Eriksson realizes from Lieutenant Reilly (Ving Rhames) and Captain Hill (Dale Dye) that no one cares what the men did. But after meeting with a chaplain, an investigation happens with Meserve getting 10 years hard labor and a dishonorable discharge, Clark life in prison, and Hatcher and Diaz 15 and 8 years of hard labor. as Eriksoon wakes on a train from his dreams, he sees a young woman who looks exactly like Tran. She forgets his scarf and he runs after her. She smiles and thanks him as he gets some closure.

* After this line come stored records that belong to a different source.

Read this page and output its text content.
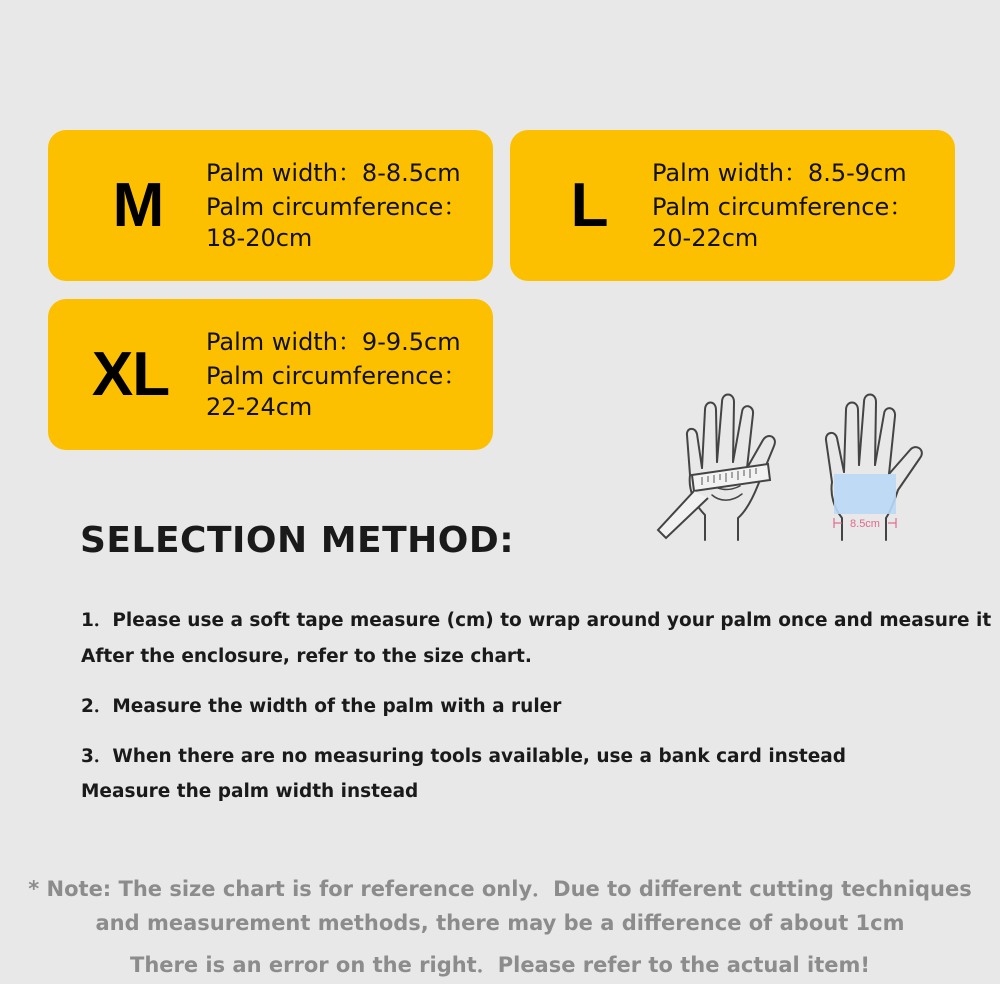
M	Palm width：8-8.5cm
Palm circumference：
18-20cm	L	Palm width：8.5-9cm
Palm circumference：
20-22cm
XL	Palm width：9-9.5cm
Palm circumference：
22-24cm
8.5cm
SELECTION METHOD:
1．Please use a soft tape measure (cm) to wrap around your palm once and measure it
After the enclosure, refer to the size chart.
2．Measure the width of the palm with a ruler
3．When there are no measuring tools available, use a bank card instead
Measure the palm width instead
* Note: The size chart is for reference only．Due to different cutting techniques
and measurement methods, there may be a difference of about 1cm
There is an error on the right．Please refer to the actual item!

Quentin Tarantino told Samuel Blumenfeld, co-author of Brian De Palma: Conversations with Samuel Blumenfeld and Laurent Vachaud, how important this movie was to him: “It’s the greatest film about the Vietnam War. Apocalypse Now would be classified in another category as Coppola’s film goes beyond the war. De Palma adapts a very small news article, which must have occurred on several occasions in Vietnam or elsewhere. Elia Kazan had also been inspired by it for The Visitors. He had made an intimate film. De Palma treats that same news item in the epic, operatic style that was his signature since Obsession and Blow Out. Soldiers capture a young Vietnamese girl. Before her murder, every member of the unit, with the exception of one of them, tortures and rapes her. The cowardice associated with the forced courage of the character played by Michael J. Fox — who does not participate in the rape and denounces his friends — is very moving. Casualties of War presents the most traumatizing rape sequence in the history of cinema. It’s also one of the best performances from Sean Penn, terrifying as the sergeant squad leader.”